= Triad United Aces =

The Triad United Aces are a USASA women's soccer team based in North Carolina that have made repeated appearances in USASA national tournaments.

==Tournament results==

===2007===
The Aces participated in the 2007 National Women's Amateur and made it all the way to the final, where they ultimately lost to the New York Athletic Club by a score of 2-4.

===2008===
The Aces failed to qualify for the 2008 National Women's Amateur. In Region III qualifying, the Aces beat the Houston Challengers 4-3 before losing to the Turbo D'Feeters 1-5 the next day. The D'Feeters would go on to win the Amateur title.

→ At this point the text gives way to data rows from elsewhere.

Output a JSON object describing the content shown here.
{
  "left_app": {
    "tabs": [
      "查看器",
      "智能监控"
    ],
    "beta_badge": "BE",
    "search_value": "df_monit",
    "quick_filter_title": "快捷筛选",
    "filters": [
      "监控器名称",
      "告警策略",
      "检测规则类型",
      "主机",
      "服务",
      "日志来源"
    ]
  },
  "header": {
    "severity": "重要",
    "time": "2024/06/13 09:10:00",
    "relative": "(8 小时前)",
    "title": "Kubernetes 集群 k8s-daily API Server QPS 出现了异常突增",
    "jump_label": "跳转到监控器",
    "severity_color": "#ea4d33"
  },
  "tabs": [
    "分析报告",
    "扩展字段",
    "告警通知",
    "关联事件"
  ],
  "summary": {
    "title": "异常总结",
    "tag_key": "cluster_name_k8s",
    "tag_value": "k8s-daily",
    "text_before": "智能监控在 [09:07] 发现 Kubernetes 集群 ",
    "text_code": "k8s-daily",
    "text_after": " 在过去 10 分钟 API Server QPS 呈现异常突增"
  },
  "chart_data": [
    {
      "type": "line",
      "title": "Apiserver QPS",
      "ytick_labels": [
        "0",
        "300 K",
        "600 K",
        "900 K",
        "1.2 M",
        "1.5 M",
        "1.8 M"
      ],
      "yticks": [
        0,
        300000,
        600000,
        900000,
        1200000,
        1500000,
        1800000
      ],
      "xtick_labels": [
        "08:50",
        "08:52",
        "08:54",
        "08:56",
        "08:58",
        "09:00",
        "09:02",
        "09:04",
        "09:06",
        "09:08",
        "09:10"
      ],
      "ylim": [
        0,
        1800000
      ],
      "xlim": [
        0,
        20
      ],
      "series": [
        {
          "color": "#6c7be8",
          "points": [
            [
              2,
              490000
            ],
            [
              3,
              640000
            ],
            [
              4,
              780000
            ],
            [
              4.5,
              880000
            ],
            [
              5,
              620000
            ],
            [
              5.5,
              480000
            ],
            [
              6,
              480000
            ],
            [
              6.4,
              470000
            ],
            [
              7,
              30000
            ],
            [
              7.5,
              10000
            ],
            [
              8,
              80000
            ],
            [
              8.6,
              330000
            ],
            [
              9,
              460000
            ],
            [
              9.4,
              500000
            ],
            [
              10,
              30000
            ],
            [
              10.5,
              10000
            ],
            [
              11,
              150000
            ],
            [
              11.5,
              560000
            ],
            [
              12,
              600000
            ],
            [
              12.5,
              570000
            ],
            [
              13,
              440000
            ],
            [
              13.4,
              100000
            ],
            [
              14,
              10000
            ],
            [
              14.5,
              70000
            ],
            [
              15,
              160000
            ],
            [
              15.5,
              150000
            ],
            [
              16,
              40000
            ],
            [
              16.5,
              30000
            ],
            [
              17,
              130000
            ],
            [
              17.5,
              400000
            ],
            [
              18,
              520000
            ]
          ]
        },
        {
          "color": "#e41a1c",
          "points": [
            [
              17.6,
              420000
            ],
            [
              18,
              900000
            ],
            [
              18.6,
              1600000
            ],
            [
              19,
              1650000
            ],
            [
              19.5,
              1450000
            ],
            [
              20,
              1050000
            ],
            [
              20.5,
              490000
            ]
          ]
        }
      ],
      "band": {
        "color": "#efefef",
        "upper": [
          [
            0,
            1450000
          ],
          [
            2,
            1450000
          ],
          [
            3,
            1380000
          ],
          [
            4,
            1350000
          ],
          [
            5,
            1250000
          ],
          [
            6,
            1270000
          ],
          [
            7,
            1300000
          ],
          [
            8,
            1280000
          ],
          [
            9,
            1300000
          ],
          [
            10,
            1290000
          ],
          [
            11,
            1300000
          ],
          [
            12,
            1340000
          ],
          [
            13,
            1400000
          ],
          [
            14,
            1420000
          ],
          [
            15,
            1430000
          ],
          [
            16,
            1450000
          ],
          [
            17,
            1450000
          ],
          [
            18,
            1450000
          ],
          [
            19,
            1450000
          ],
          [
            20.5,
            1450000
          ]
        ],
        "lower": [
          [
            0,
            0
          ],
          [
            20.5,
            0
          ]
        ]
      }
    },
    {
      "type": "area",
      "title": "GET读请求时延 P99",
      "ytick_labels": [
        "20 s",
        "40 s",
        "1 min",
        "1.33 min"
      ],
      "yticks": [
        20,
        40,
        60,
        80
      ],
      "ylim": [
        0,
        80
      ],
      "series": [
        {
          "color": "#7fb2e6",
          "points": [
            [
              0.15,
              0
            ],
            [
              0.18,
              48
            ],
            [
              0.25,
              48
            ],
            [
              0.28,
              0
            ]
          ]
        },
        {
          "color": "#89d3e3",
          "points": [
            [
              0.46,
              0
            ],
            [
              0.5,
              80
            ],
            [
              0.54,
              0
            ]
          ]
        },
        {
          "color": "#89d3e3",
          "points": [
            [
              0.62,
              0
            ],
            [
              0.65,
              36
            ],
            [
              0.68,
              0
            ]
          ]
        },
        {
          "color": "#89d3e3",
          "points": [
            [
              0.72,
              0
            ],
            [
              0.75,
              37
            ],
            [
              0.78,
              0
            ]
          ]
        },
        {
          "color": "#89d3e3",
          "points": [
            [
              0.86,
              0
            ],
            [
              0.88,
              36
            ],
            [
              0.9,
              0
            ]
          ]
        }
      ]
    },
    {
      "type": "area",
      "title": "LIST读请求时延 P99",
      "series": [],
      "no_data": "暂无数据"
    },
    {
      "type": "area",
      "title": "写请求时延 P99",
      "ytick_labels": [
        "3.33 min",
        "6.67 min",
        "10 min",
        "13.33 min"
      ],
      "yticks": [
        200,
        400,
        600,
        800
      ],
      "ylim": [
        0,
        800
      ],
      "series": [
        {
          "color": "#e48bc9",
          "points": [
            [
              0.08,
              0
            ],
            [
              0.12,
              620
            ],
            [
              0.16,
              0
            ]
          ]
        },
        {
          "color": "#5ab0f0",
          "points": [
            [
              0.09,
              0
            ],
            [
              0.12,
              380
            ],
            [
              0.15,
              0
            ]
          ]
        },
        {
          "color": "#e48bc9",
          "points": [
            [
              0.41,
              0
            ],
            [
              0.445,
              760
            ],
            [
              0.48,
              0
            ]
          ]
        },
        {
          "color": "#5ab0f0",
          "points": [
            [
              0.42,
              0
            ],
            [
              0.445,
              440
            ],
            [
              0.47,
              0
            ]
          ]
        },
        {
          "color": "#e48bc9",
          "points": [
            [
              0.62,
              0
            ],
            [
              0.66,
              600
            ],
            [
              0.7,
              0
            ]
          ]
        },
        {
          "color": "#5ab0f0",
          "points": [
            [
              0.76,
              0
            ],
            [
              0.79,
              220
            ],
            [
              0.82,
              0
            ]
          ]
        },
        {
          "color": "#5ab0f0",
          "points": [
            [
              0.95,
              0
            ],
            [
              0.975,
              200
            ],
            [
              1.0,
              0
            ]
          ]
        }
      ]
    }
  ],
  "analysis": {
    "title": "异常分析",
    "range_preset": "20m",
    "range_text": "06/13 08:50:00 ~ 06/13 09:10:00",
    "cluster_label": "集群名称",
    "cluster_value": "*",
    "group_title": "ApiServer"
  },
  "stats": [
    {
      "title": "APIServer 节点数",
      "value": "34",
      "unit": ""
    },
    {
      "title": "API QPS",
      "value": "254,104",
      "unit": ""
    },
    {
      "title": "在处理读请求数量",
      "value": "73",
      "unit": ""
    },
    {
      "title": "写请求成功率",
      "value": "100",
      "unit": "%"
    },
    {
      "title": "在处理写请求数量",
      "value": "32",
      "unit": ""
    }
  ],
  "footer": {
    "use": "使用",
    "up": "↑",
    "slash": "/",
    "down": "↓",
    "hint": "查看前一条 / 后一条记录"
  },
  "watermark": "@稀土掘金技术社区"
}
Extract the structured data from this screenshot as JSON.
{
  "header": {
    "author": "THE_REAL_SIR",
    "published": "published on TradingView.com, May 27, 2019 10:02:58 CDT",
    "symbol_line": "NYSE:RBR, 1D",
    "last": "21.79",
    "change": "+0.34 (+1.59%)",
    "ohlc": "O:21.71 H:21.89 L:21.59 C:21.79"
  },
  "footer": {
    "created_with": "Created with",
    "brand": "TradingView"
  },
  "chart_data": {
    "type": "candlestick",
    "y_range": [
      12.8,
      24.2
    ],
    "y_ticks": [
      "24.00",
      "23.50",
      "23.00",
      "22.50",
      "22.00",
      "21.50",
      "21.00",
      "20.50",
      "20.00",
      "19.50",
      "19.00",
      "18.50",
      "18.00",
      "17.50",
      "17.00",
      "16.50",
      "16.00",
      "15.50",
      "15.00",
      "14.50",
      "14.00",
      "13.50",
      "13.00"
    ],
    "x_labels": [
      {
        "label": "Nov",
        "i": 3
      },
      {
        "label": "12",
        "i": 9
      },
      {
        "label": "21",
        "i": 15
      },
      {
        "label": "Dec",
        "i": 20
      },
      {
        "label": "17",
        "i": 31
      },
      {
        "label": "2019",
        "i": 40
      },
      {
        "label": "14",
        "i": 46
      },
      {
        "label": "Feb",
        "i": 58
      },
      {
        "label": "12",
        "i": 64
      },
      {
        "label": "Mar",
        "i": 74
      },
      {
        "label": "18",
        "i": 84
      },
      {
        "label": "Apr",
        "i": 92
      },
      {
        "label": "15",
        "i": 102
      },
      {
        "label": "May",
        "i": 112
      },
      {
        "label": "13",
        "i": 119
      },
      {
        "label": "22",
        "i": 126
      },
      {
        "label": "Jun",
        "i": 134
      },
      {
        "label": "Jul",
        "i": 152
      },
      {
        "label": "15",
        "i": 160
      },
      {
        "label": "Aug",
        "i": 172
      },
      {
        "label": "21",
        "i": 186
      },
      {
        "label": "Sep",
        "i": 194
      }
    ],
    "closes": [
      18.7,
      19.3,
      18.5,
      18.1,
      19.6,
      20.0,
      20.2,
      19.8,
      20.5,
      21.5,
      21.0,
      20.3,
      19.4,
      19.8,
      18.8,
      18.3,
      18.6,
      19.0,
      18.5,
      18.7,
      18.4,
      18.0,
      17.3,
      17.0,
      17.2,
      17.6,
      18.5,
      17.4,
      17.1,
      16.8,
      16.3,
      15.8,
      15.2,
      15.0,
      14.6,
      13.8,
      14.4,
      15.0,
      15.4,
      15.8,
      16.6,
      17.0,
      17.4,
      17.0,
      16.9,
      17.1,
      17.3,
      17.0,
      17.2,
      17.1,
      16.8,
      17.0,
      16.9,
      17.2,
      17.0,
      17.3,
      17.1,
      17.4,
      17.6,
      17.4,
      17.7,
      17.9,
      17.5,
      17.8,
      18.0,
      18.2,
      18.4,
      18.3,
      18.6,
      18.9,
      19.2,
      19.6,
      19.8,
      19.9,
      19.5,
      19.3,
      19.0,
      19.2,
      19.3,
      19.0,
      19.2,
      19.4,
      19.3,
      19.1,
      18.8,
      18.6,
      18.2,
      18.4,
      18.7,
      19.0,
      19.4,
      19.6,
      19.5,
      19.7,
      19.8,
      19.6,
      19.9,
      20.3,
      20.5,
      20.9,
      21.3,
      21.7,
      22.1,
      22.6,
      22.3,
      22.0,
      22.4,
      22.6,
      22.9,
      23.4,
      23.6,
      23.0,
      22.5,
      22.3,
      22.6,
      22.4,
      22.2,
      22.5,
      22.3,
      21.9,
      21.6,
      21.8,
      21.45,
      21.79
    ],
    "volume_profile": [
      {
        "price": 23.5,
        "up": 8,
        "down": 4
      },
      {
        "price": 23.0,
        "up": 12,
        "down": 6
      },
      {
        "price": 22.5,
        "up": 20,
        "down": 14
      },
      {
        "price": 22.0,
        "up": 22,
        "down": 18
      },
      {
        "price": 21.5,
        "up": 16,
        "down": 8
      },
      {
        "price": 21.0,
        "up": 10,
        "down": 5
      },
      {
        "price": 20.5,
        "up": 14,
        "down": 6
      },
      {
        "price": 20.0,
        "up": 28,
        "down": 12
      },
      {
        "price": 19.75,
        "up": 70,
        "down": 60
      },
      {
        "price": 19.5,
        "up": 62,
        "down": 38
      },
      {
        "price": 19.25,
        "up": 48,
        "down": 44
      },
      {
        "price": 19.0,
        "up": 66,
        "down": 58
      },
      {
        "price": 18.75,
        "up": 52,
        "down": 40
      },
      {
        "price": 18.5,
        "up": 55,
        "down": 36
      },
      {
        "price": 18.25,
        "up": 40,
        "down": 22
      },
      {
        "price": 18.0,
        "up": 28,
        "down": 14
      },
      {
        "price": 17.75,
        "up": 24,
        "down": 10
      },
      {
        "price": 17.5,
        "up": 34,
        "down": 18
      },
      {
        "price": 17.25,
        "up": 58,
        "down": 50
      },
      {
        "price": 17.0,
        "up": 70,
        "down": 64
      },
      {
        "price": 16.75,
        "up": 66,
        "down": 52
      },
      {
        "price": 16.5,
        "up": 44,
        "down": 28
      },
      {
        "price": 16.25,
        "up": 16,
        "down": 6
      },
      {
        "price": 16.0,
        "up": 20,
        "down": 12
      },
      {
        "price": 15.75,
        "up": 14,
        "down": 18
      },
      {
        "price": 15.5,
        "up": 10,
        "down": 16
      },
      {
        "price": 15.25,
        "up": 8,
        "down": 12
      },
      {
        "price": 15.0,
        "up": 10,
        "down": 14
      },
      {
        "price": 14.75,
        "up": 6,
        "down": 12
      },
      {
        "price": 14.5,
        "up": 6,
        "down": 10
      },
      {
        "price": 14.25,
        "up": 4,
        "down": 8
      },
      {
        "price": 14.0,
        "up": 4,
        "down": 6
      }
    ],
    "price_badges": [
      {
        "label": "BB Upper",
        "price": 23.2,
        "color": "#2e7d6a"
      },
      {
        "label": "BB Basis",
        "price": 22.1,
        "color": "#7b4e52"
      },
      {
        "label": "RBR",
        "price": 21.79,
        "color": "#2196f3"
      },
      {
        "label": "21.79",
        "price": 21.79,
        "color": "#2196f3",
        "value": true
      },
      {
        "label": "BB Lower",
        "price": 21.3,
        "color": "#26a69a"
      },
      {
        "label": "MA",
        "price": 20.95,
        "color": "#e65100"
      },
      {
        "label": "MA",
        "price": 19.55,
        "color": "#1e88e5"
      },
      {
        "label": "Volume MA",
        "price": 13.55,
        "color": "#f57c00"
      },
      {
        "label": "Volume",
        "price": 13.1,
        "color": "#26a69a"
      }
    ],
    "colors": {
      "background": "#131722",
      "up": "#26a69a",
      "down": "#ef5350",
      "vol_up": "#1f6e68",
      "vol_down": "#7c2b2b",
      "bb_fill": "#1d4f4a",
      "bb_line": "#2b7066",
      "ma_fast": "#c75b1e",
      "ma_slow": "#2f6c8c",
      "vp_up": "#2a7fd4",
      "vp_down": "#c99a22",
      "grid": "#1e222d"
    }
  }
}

| Team | Pts | W | D | L | GF | GA | GD |
|---|---|---|---|---|---|---|---|
| Turbo D'Feeters | 6 | 2 | 0 | 0 | 7 | 2 | +5 |
| Triad United Aces | 3 | 1 | 0 | 1 | 5 | 8 | -3 |
| Houston Challengers | 0 | 0 | 0 | 2 | 4 | 6 | -2 |

===2009===
The Aces failed to qualify for the 2009 National Women's Cup. In Region III qualifying, the Aces lost to the Houston Challengers 1-3 before beating Lynch's Irish Pub 3-0 two days later.

| Team | Pts | W | D | L | GF | GA | GD |
|---|---|---|---|---|---|---|---|
| Houston Challengers | 6 | 2 | 0 | 0 | 6 | 1 | +5 |
| Triad United Aces | 3 | 1 | 0 | 1 | 4 | 3 | +1 |
| Lynch's Irish Pub | 0 | 0 | 0 | 2 | 0 | 6 | -6 |

===2010===
Region III qualifying for the 2010 National Women's Cup increased from three teams to six, with the other five teams being Dallas Premier, Houston Challengers, AFC Aces, Georgia Cougars, and Louisiana Mudbugs. Play was divided into two groups of three, and once again the Aces finished as runner-up in their group, failing to qualify for the regional final.

===2011===
Three other teams joined the Aces in attempting to qualify for the 2011 National Women's Cup: the AFC Aces, the Central SC Cobras, and FC Austin. The Aces won their semifinal and then beat the AFC Aces to qualify for the national semifinals of the 2011 Women's Cup. In the semifinals, the Aces lost to Sparta United WSC by a score of 0-3.